It's not that the A380 was 4 engine - the only important metric is CASM - cost per available seat mile.
On that metric - the A380 competed well with the 777, which was the market at the time that Airbus decided to go ahead with their super jumbo.
Ironically, that metric is why the 747 dominated the long haul international market for so long, its CASM was less than half that of Concorde when they both hit the market in 1968, and the 747 was dramatically lower than the DC-8 and 707.
The real failure of the A380 (and I've said this before on BITOG) was Airbus getting the future of air travel wrong.
In about 1998, Boeing and Airbus looked ahead.
Airbus saw ever-larger airplanes competing for the finite number of slots at major hubs around the world.
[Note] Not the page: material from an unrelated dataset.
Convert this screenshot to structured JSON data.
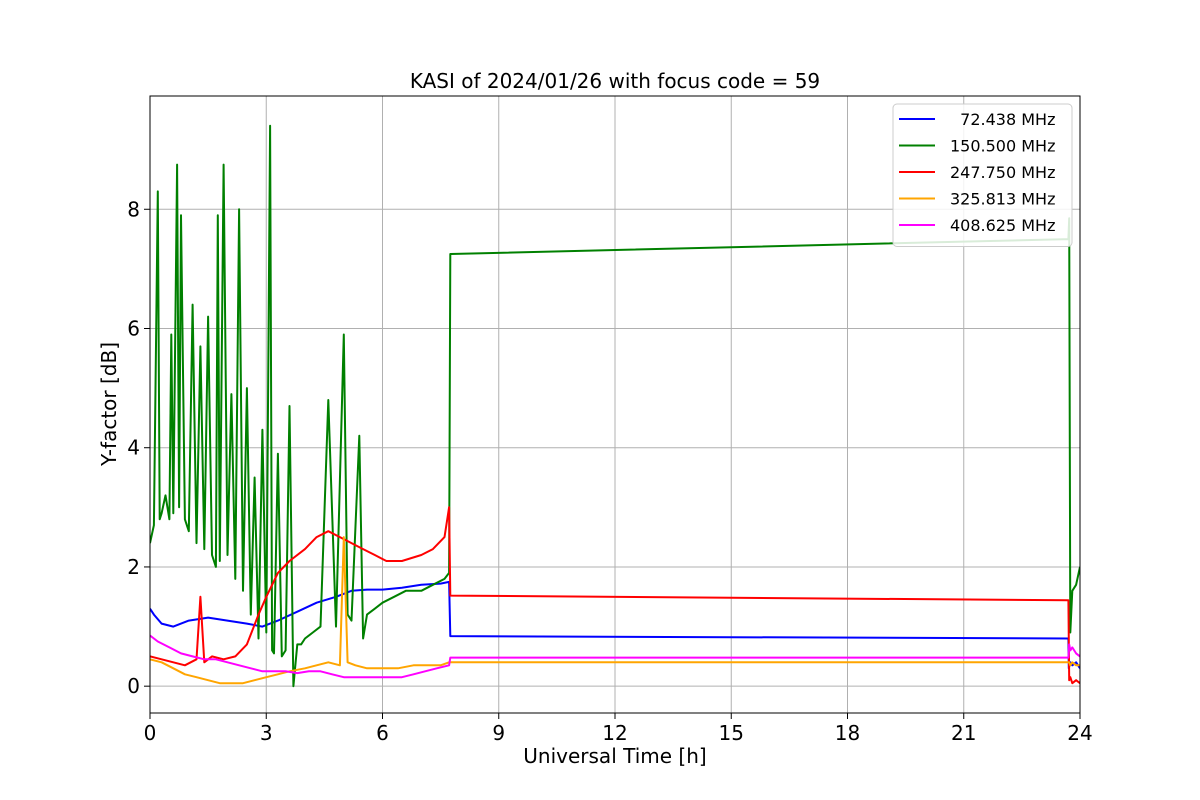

More passengers for each slot was the way to win in that vision of the future. Hence, A380.
Boeing saw long-range point to point service as the future. Mid size markets connected directly, bypassing crowded hubs and airspace. Enter the Sonic Cruiser - a 0.95 mach mid-size (767) airplane of exceptional range. As the design work progressed, 9-11 and oil price shocks altered airline demand - they wanted fuel-efficiency more than speed, with long range, in a mid-size airplane. The 7E7 (for efficient).
7E7 was radical, composite fuselage, new systems architecture and engines to maximize economy. Long range. Mid size. When the design was finalized, it was named...
787.
1,500 orders later, it's quite clear that Boeing got the vision of the future right.
Here's an example of where the 787 crushes the competition: SFO - Chengdu, China.
Why Chengdu? Home of an incredible number of high-tech companies and factories building tech. Apple, Intel, IBM, Cisco, Nokia, Motorola, and others all have facilities and business there. So, lots of folks want to go SFO-Chengdu (pre-CV-19, and soon, when it opens up again).
To travel on any regular airline, the route is through Tokyo, Beijing, or Hong-Kong hubs of those major carriers. Change planes, two flights, takes about 24 hours.
But the 787 can fly direct, at 0.85 mach, in just under 16 hours. 8 hours faster. No hub delays. Lower CASM than the 777 or 747s used on those SFO-hub flights.
787 wins.
That's why Boeing has sold so many of them.
And the A380?
The biggest loser. Nobody wants huge numbers of people moving between hubs when point to point service can be more efficient, and a better travel experience.